Voglio dire che, non solo alla poesia e al linguaggio della narrazione non appartiene il “contorno” di rumori, suoni, musiche e danze, ma che rumori, suoni musiche e danze li deve creare il lettore su suggerimento che le parole gli alitano nella mente.
Altrimenti della lettura si perde una delle sue prerogative più importanti e magiche.
La lettura è opera solitaria, come la scrittura, ma profondamente partecipativa, comunicazione intima, profonda e essenziale tra una solitudine che se ne è stata per tanto tempo a scrivere e una solitudine che sceglie di spendere il suo tempo a leggere e a ricostruire, in maniera creativa, sensazioni, pensieri, concetti, visioni del mondo che transitano, si trasmettono da una mente a un’altra distante nel tempo e nello spazio.
Tutto qui, a parere mio,  il senso dello scrivere e del leggere.
Giungo al tuo Toglietemi gli specchi intorno al quale ho tentato, nella presentazione di sabato, tra balli e suoni,  di esprimere la mia particolare interpretazione.
Si tratta di un gioco a incastro, una storia di una storia. Questo intendevo quando evocavo l’immagine delle “scatole cinesi”.
L’autore Alberto Sarti, che ha un suo vissuto che decanta verso l’espressione e il trionfo delle sue idee ma altrettanto verso il disastro della sua vita e il suo personaggio principale, Mario, che insegue, contemporaneo vagabondo della grande città, uomo-senza–casa (secondo la notissima espressione felicemente inventata da Ladislao Mittner), una possibile idea di bellezza e felicità, sono gli elementi di questo incastro di coscienze, di vissuto.  

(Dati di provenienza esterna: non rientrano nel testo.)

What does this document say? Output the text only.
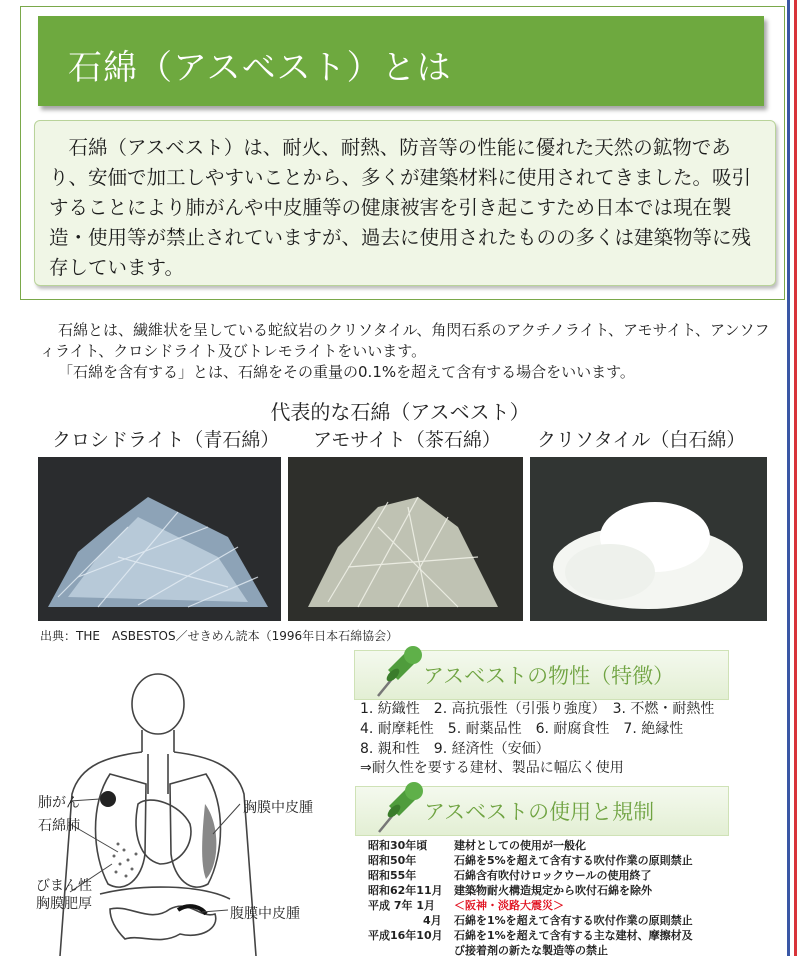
石綿（アスベスト）とは

石綿（アスベスト）は、耐火、耐熱、防音等の性能に優れた天然の鉱物であり、安価で加工しやすいことから、多くが建築材料に使用されてきました。吸引することにより肺がんや中皮腫等の健康被害を引き起こすため日本では現在製造・使用等が禁止されていますが、過去に使用されたものの多くは建築物等に残存しています。

石綿とは、繊維状を呈している蛇紋岩のクリソタイル、角閃石系のアクチノライト、アモサイト、アンソフィライト、クロシドライト及びトレモライトをいいます。
「石綿を含有する」とは、石綿をその重量の0.1%を超えて含有する場合をいいます。
代表的な石綿（アスベスト）
クロシドライト（青石綿） アモサイト（茶石綿） クリソタイル（白石綿）
出典：THE　ASBESTOS／せきめん読本（1996年日本石綿協会）
アスベストの物性（特徴）
1. 紡織性　2. 高抗張性（引張り強度）　3. 不燃・耐熱性
4. 耐摩耗性　5. 耐薬品性　6. 耐腐食性　7. 絶縁性
8. 親和性　9. 経済性（安価）
⇒耐久性を要する建材、製品に幅広く使用
アスベストの使用と規制
昭和30年頃 建材としての使用が一般化
昭和50年	石綿を5%を超えて含有する吹付作業の原則禁止
昭和55年	石綿含有吹付けロックウールの使用終了
昭和62年11月 建築物耐火構造規定から吹付石綿を除外
平成 7年 1月 ＜阪神・淡路大震災＞
　　　　　4月 石綿を1%を超えて含有する吹付作業の原則禁止
平成16年10月 石綿を1%を超えて含有する主な建材、摩擦材及
び接着剤の新たな製造等の禁止
肺がん
石綿肺
胸膜中皮腫
びまん性
胸膜肥厚
腹膜中皮腫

L’incastro delle storie è un pretesto, per te, per dilungarti su argomenti che spaziano dalla ricerca e definizione della bellezza alla passione politica, dall’impegno culturale necessario per proteggere la bellezza costruita, quella dell’arte, all’arroganza degli uomini perduti appresso alle loro passioni e le loro miserie, all’accumulazione e al profitto.
Suggerivo, nella mia lettura di questo tuo lavoro, due fonti importanti per chi volesse andare alla radice novecentesca dei temi che affronti. La lettura che, in Il linguaggio della poesia. Il luogo del poema di Georg Trakl,  Martin Heidegger fornisce del linguaggio specifico della poesia e del senso del poetare come ricerca del luogo ultimo del poema e delle parole, svilite, entropizzate dall’uso quotidiano che ne facciamo, e quella dei Quaderni di Malte Laurids Brigge,  dove Rainer Maria Rilke  definisce in maniera magistrale il rapporto senza radici che il vagabondo metropolitano stabilisce con la grande città, la Grossstadt di cui magistralmente Georg Simmel traccia limiti e confini in Metropoli e vita spirituale, uno dei saggi capitali per la comprensione dell’arte moderna e della poesia metropolitana.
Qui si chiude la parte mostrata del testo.